Que los parlamentos, en general, sufran el rechazo popular, es algo de común ocurrencia en casi todos los países del mundo. En el caso chileno, basta leer, así sea someramente la historia para constatar el número de veces en que el pueblo ha pedido “a cerrar, a cerrar, el Congreso nacional”, protesta cuyo antecedente más actual se remonta al “tanquetazo”, días antes del golpe militar de 1973.
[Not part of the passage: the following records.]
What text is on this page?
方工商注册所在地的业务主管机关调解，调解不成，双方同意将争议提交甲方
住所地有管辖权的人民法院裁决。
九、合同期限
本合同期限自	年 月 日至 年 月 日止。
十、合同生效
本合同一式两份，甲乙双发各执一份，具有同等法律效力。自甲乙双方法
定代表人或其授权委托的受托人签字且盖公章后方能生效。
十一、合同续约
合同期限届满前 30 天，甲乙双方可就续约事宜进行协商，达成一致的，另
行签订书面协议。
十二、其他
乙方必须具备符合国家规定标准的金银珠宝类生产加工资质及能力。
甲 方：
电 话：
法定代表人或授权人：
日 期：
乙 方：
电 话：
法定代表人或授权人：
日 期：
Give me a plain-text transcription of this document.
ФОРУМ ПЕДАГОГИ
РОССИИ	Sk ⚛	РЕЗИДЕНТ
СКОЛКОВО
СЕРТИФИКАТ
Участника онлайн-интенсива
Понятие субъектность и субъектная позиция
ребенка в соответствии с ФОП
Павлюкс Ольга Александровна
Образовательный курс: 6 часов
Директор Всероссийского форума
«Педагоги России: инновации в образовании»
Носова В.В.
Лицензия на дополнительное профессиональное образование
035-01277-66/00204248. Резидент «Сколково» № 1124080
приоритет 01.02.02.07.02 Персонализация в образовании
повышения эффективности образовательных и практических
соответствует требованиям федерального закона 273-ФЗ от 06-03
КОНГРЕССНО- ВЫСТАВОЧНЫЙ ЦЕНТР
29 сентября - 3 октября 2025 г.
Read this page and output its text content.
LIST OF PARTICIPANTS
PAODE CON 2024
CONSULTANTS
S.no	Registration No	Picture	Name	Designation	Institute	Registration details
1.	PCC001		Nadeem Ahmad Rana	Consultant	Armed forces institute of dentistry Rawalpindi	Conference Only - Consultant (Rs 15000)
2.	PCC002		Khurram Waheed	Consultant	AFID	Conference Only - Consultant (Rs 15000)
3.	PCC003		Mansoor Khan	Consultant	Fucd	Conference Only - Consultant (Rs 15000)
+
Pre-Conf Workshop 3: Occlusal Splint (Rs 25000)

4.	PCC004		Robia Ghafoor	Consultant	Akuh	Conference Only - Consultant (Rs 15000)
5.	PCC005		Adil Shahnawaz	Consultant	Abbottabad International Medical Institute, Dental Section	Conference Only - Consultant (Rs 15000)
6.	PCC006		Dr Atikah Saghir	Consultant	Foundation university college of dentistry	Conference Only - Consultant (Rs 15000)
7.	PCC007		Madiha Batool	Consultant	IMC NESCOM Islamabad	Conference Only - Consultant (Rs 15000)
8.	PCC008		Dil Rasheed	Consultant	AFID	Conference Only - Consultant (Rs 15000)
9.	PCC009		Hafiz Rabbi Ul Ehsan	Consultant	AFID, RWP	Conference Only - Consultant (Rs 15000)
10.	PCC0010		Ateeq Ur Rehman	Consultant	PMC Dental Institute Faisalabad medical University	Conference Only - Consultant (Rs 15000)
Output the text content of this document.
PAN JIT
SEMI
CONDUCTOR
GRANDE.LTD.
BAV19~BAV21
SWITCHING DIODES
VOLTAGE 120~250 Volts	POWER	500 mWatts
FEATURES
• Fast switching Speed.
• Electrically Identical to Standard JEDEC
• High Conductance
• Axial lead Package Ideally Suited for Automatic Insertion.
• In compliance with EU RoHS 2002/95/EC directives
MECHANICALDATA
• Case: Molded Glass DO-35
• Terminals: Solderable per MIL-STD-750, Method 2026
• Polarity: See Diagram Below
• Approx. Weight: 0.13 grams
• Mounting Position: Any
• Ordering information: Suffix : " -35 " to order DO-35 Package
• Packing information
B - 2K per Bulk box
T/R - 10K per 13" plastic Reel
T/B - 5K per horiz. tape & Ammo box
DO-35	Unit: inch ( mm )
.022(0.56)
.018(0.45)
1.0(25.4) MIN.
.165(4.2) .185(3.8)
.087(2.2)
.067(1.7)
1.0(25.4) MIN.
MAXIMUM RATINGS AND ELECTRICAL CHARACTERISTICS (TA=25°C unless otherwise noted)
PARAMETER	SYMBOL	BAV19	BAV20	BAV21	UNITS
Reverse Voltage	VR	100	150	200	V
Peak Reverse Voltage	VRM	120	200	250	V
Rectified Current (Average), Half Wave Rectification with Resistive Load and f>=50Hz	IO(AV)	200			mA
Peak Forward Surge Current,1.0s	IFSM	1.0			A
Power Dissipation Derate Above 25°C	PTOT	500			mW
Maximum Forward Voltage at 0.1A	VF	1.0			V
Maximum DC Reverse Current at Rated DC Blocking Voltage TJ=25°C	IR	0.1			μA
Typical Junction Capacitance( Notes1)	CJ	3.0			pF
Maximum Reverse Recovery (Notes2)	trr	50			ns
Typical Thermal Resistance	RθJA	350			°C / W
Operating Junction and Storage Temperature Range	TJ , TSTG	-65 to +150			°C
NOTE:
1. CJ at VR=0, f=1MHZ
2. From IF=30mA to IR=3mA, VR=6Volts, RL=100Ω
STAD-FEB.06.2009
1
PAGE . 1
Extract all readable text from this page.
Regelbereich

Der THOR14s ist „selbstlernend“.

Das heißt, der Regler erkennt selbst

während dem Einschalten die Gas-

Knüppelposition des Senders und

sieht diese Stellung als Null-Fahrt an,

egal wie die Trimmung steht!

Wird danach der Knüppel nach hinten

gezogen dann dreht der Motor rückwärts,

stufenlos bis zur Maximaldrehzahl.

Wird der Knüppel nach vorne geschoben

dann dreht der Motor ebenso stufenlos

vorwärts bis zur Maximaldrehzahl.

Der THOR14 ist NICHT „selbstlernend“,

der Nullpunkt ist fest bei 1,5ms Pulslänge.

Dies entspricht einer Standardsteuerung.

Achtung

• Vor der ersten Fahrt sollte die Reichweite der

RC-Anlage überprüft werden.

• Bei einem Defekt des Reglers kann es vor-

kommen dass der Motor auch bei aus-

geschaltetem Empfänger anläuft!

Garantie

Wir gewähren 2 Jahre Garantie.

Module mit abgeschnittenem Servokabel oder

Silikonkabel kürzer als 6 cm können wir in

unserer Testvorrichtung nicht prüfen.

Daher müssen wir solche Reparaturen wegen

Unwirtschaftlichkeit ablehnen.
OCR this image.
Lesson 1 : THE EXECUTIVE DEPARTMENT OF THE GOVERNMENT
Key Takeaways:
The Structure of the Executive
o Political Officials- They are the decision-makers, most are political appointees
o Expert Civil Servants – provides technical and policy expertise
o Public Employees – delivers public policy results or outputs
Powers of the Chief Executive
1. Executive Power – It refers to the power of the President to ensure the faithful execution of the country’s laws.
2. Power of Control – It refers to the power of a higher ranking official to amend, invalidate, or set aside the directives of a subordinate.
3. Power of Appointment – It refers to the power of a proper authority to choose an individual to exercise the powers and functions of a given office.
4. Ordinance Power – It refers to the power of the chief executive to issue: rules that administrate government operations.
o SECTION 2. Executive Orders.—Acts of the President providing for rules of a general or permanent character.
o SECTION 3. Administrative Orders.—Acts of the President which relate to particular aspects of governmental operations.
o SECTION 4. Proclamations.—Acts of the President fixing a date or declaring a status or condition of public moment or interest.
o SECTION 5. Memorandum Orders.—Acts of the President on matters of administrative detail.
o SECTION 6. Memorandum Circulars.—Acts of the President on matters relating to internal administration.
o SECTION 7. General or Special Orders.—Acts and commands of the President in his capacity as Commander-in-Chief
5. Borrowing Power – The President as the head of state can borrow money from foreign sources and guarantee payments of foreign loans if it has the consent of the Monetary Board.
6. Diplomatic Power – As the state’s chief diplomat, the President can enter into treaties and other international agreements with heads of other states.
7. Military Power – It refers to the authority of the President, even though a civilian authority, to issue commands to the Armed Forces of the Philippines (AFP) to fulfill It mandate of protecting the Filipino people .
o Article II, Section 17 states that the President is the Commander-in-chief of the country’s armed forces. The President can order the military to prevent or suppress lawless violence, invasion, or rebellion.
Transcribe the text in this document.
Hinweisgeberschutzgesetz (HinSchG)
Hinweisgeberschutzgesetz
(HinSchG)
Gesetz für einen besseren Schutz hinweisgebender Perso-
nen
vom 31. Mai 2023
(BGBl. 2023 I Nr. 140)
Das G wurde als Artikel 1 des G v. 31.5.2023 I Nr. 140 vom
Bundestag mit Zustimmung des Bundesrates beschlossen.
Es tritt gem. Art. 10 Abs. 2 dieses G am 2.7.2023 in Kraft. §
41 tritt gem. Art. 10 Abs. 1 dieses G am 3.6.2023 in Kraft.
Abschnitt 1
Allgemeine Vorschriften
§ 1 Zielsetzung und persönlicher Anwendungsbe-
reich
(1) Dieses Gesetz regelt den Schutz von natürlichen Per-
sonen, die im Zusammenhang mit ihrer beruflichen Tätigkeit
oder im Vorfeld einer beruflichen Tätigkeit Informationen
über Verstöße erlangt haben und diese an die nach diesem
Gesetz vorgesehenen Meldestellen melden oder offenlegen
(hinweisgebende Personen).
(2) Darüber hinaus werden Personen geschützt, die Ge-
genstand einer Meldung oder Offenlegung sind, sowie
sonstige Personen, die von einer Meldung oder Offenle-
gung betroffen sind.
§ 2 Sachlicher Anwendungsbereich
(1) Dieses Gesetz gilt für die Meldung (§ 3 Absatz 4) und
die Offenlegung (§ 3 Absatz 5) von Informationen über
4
Al parecer, aquellos ciudadanos que eran renuentes al llamado a un plebiscito para convocar a una Asamblea Constituyente, están convenciéndose que esta es, hoy por hoy, la única salida institucional a la grave crisis moral que nos afecta a todos y que amenaza a la muy débil democracia que tenemos – si es que la podemos denominar de esta manera -.

 

Es cierto que la plutocracia chilena en el poder es muy conservadora y, en consecuencia, va a costar mucho esfuerzo dialógico para hacerla comprender que la Asamblea Constituyente es consubstancial a la democracia moderna – desde la independencia estadounidense hasta nuestros días – y que el caso chileno, en pleno siglo XXI, es una anomalía histórica, es decir, es un país anormal.

 

Es lógico que en una monarquía presidencial electiva absoluta, sólo el rey o la reina sea el único personaje que tenga el poder suficiente para liderar la salida a una crisis. En nuestro caso actual, lo más grave es que la Presidenta Bachelet está inmovilizada a causa del drama ocasionado, especialmente, por la “frescura” de su hijo y nuera.

 

Antes de asomar ante la opinión pública los graves escándalos desde las privatizaciones de Pinochet, cientistas políticas, periodistas y opinólogos, podríamos haber creído, ingenuamente, que todo el poder político residía en el monarca de turno, pero cabría preguntarse si el mando hoy lo tiene el Ejecutivo o, verdaderamente, lo detentan los controladores del Grupo Penta, SQM, dirigido por Julio Ponce Lerou y sus recalcitrantes pinochetistas del directorio de las más grandes empresas en salares y depósitos no metálicas del mundo.

 

En 1910 el educador Alejandro Venegas, muchos años antes de que el historiador Hernán Ramírez Necochea escribiera su famosa obra Balmaceda y la contrarrevolución de 1891, sostuvo la tesis sobre la existencia del soborno a parlamentarios por parte del rey del “rey del salitre”, John Thomas North, y hoy, más de una siglo de estos acontecimientos que desangraron a Chile, nuevamente los dueños de las grandes empresas se han comprado el poder político a su antojo, convirtiendo la democracia electoral en una democracia bancaria, lo cual hace muy difícil que el poder político recupere la legitimidad moral, imprescindible para el funcionamiento cabal de una democracia que pueda tener el nombre de tal.